Anthony Hilton12 April 2012

A VENTURE capitalist told me last week that his firm was reviewing whether to keep using Andersen as reporting accountants to some companies it hopes to take public. At about the same time, Airtours, the travel group, was preparing for trouble at its annual meeting on Thursday when the motion to reappoint Andersen as auditor is likely to be challenged. Other companies which Andersen audits are also reported to be restive about continuing the relationship.

All this has been brought about by the collapse of energy giant Enron, where Andersen was auditor, and together they are a grisly reminder in this modern world of reputational risk.

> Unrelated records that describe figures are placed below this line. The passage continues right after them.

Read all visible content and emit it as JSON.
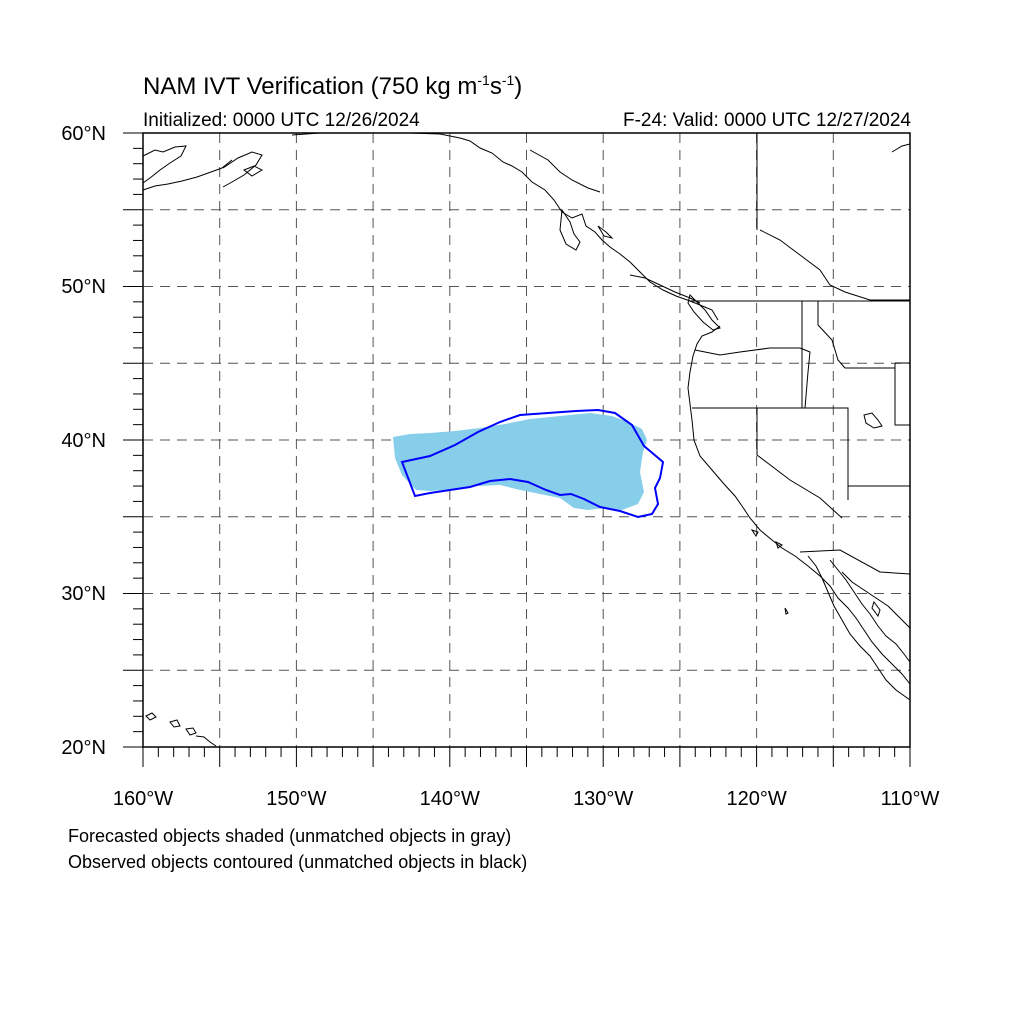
{
  "header": {
    "title_main": "NAM IVT Verification (750 kg m",
    "title_sup1": "-1",
    "title_mid": "s",
    "title_sup2": "-1",
    "title_end": ")",
    "initialized": "Initialized: 0000 UTC 12/26/2024",
    "valid": "F-24: Valid: 0000 UTC 12/27/2024"
  },
  "map": {
    "lon_range": [
      -160,
      -110
    ],
    "lat_range": [
      20,
      60
    ],
    "lon_labels": [
      "160°W",
      "150°W",
      "140°W",
      "130°W",
      "120°W",
      "110°W"
    ],
    "lat_labels": [
      "20°N",
      "30°N",
      "40°N",
      "50°N",
      "60°N"
    ],
    "gridline_style": "dashed",
    "forecast_fill_color": "#87CEEB",
    "observed_contour_color": "#0000FF"
  },
  "footer": {
    "line1": "Forecasted objects shaded (unmatched objects in gray)",
    "line2": "Observed objects contoured (unmatched objects in black)"
  }
}
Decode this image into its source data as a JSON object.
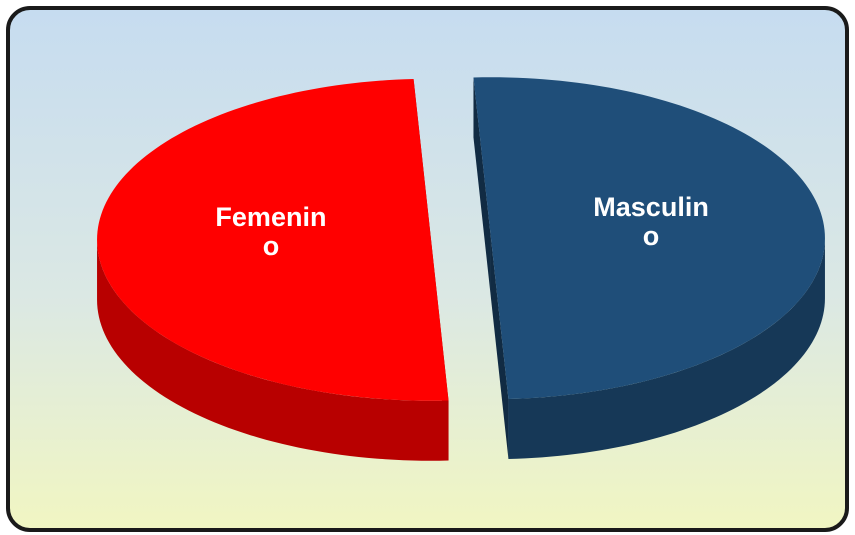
{
  "chart_data": {
    "type": "pie",
    "categories": [
      "Femenino",
      "Masculino"
    ],
    "values": [
      50,
      50
    ],
    "colors": [
      "#ff0000",
      "#1f4e79"
    ]
  }
}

Companies may lose a few million pounds - even a few hundred million - in the markets and as long as they can afford it they quickly shrug it off. But if they lose their reputation for probity or competence or simply find themselves in the wrong place at the wrong time, clients will desert in droves. If they ignore the problem, it multiplies. If they try to meet it head on, they need much more collective nerve and media savvy than is found in their in-house PR departments.

The brutal fact is that in this age of political correctness and rigid corporate governance it is simply too much hassle for clients and customers to hang around and see if the taint on a firm's reputation is justified. Client directors look down the track and see themselves being called to account for continuing to use the accused firm. It is not worth the risk to their reputation, so they cut loose.

In the City, investment banks and those like them spend tens of millions of pounds a year so that they know second-by-second what their operational, market and credit risks are in a hundred currencies in a hundred markets across equities, debt and derivatives. They show very little understanding, however, of the fact that if anything will sink them in this day and age it is a rogue employee or a rogue transaction.

Yet the causal connection is obvious. A damaged reputation leads to damaged confidence, and that is what sank Enron. Each week it had to renew its credit lines to support its massive pyramid of dealing, but no one would lend to it once confidence was shaken and the pyramid collapsed.

That is uncomfortably similar to how the investment banks behave. Each week they also roll over millions in the short-term markets and use it to support their mountains of own-account trading. There is absolutely no problem and they are doing nothing wrong. But were they too to suffer a collapse of confidence, for whatever reason, it could be quite a different story.

Huge imbalance

CAPITAL is still flowing out of the insurance business faster than it is going in. Today Royal & Sun-Alliance increased massively its provision for asbestos-related claims, wiping out what was left of a year's profits, having brought forward its triennial review of long-tail business because of the way the asbestos market was deteriorating.

Equitas, the Lloyd's re-insurance vehicle, signalled these problems before Christmas. After RSA, the rest of the industry is likely now to take a similar long, hard look.

The World Trade Centre also is a massive drain, possibly $50bn (£35.1bn) - but a much bigger strain comes from the worldwide collapse of stock markets. The loss of value on investments is many times more damaging to capital than the 11 September attacks.

There is therefore a huge supply-demand imbalance, made more acute by an upsurge in business because of the attacks. This imbalance could persist for years, bringing higher premiums and bigger profits for the non-life industry. Companies that can sort out the baggage of their past, be it asbestosis or anything else, are in for a good decade.

Unhealthy

ONE of our leading civil servants mused the other day that people now take economic growth for granted. Voters used to think economic management was the big thing Government had to get right. Now that memories of economic bad times have largely faded, they have begun to focus on other things.

This is potentially disastrous for Government because delivery of services has become its number one preoccupation. Far from managing grand affairs of State, Government has been reduced to the role of service provider. Indeed, Labour's Spring Conference at the weekend seemed to talk of nothing else.

Government is ill-equipped for this work at the best of times because public services such as health, education and transport are simply too large and too complex to be run from the centre like some command and control economy. When the services are also under-resourced, demoralised and seething with resentment, the job becomes virtually impossible. Yet with failure will come more cynicism about Government, its broken promises and its inability to deliver.

Altogether, this is not at all healthy for democracy.